In a Mexican magazine, Absolut Vodka printed an ad, here, that has a map of North America showing Mexico extending into what is now the Southwestern United States with the caption "In An Absolut World" in bold white print. English-speaking Americans who saw the ad were outraged and urged a boycott of Absolut. Absolut responded a few days later and apologized for the ad while abandoning it.
There are many odd things about the ad (why have an English caption on an ad made for Spanish speakers?) and the controversy surrounding it (English-speaking Americans read Spanish gossip magazines?)

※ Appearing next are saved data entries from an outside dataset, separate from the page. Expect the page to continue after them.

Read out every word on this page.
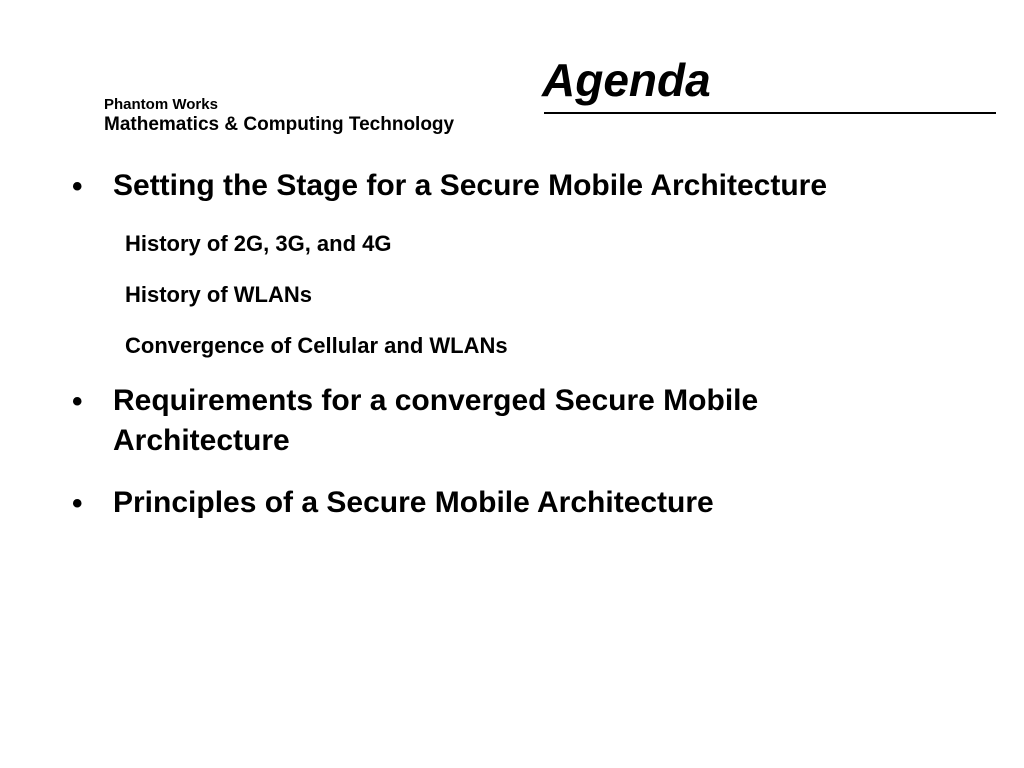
Phantom Works
Mathematics & Computing Technology
Agenda
• Setting the Stage for a Secure Mobile Architecture
History of 2G, 3G, and 4G
History of WLANs
Convergence of Cellular and WLANs
• Requirements for a converged Secure Mobile Architecture
• Principles of a Secure Mobile Architecture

Also, the argument cannot be made that the makers of the ad copied the map from a history textbook. The Mexico shown in the ad is shown occupying Oregon and the southern half of Idaho, neither of which was ever a part of Mexico. Other than these errors, the Mexico shown is the Mexico of 1830, before the Texas Annexation war with the United States, the cessession of much of the (now) Western United States due to Mexico's loss of that war and the Gadsen purchase of southern Arizona and New Mexico.

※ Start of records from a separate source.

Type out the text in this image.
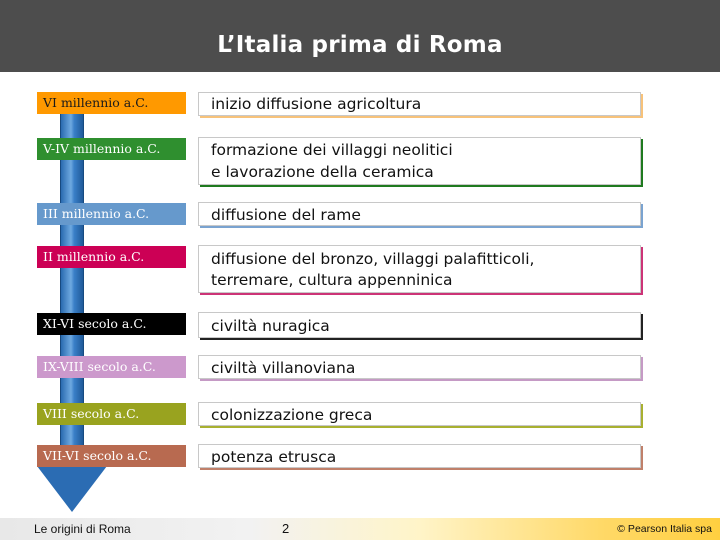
L’Italia prima di Roma
VI millennio a.C.	inizio diffusione agricoltura
V-IV millennio a.C.	formazione dei villaggi neolitici
e lavorazione della ceramica
III millennio a.C.	diffusione del rame
II millennio a.C.	diffusione del bronzo, villaggi palafitticoli,
terremare, cultura appenninica
XI-VI secolo a.C.	civiltà nuragica
IX-VIII secolo a.C.	civiltà villanoviana
VIII secolo a.C.	colonizzazione greca
VII-VI secolo a.C.	potenza etrusca
Le origini di Roma	2	© Pearson Italia spa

The US States that are shown to be part of Mexico are also ones in Aztlan. An organization dedicated to improving the lives of latinos in the United States called the "Chicano Student Movement of Aztlan" (MEChA) uses the term. The argument that this group (and others) believe that "Aztlan" belongs to Mexico is espoused primarily by right-wing commentators and white-supremacists.
CNN's Lou Dobbs has accused former Mexican president Vicente Fox of promoting this view during one of Fox's tours of the United States. The correspondent called the tour Fox's "Atzlan" tour and displayed a map of Atzlan (pictured below) credited to the Council of Conservative Citizens. The CCC is considered a hate group by the Southern Poverty Law Center and the Anti-Defemation League.

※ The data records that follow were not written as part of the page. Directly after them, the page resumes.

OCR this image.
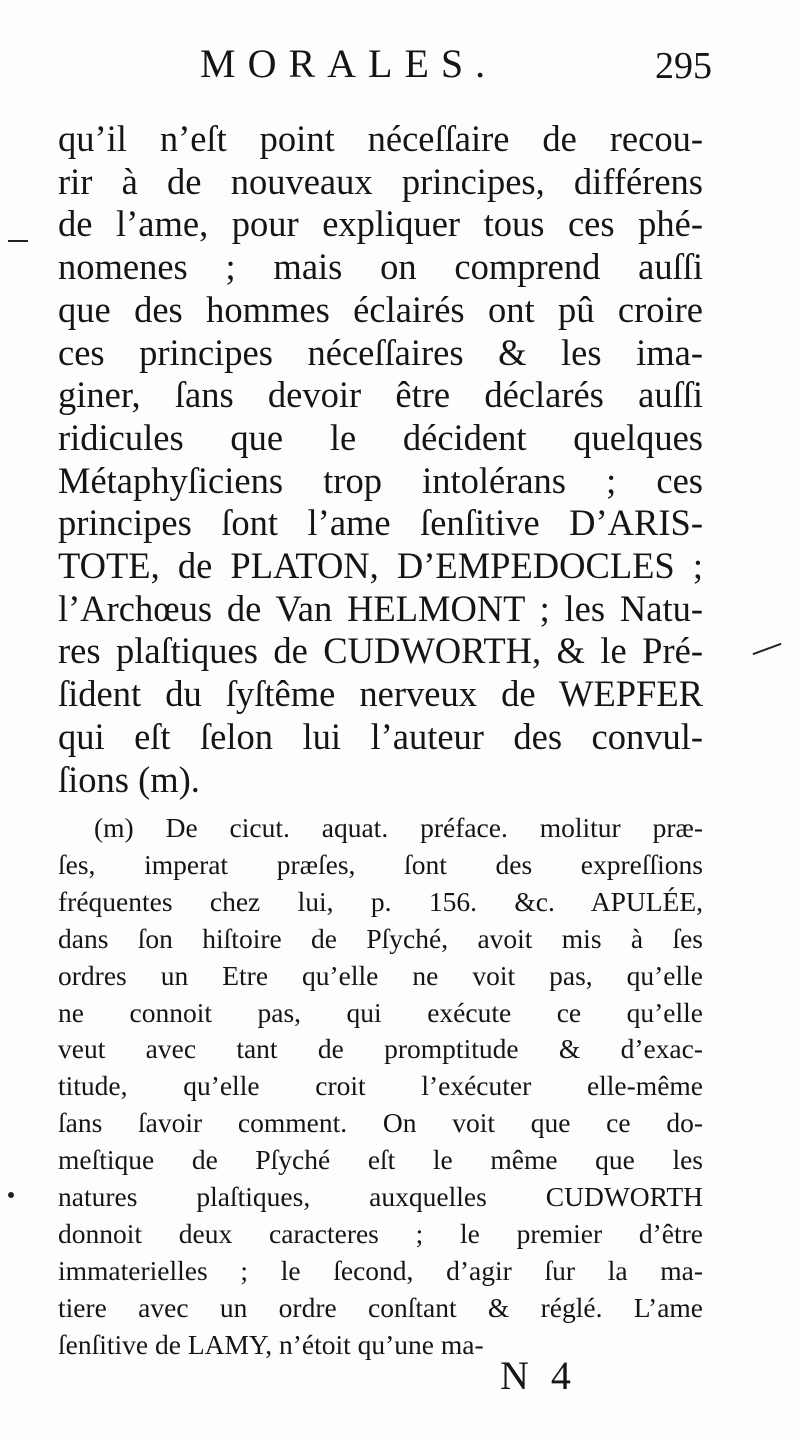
MORALES.	295
qu’il n’eſt point néceſſaire de recou-
rir à de nouveaux principes, différens
de l’ame, pour expliquer tous ces phé-
nomenes ; mais on comprend auſſi
que des hommes éclairés ont pû croire
ces principes néceſſaires & les ima-
giner, ſans devoir être déclarés auſſi
ridicules que le décident quelques
Métaphyſiciens trop intolérans ; ces
principes ſont l’ame ſenſitive D’ARIS-
TOTE, de PLATON, D’EMPEDOCLES ;
l’Archœus de Van HELMONT ; les Natu-
res plaſtiques de CUDWORTH, & le Pré-
ſident du ſyſtême nerveux de WEPFER
qui eſt ſelon lui l’auteur des convul-
ſions (m).
(m) De cicut. aquat. préface. molitur præ-
ſes, imperat præſes, ſont des expreſſions
fréquentes chez lui, p. 156. &c. APULÉE,
dans ſon hiſtoire de Pſyché, avoit mis à ſes
ordres un Etre qu’elle ne voit pas, qu’elle
ne connoit pas, qui exécute ce qu’elle
veut avec tant de promptitude & d’exac-
titude, qu’elle croit l’exécuter elle-même
ſans ſavoir comment. On voit que ce do-
meſtique de Pſyché eſt le même que les
natures plaſtiques, auxquelles CUDWORTH
donnoit deux caracteres ; le premier d’être
immaterielles ; le ſecond, d’agir ſur la ma-
tiere avec un ordre conſtant & réglé. L’ame
ſenſitive de LAMY, n’étoit qu’une ma-
N 4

When confronted about this, a CNN spokesperson apologized for the graphic, saying that it was rushed through the vetting process and put on without proper research into its attribution. Dobbs himself has dismissed criticism directed at him for using it by saying it was only up for a few seconds and that CNN did not know who the CCC was (despite his claim seconds later that he had sent producers and reporters to the SPLC to make sure this sort of thing doesn't happen).
Vicente Fox, of course, was not making an "Atzlan" tour, nor does he believe that the southwestern United States really belongs to Mexico. But Dobbs' (and Pat Buchanan's and Michelle Malkin's and others') claims of such a plot is believed by their listeners, viewers and readers, who find something like the Absolut Vodka advertisement and protest.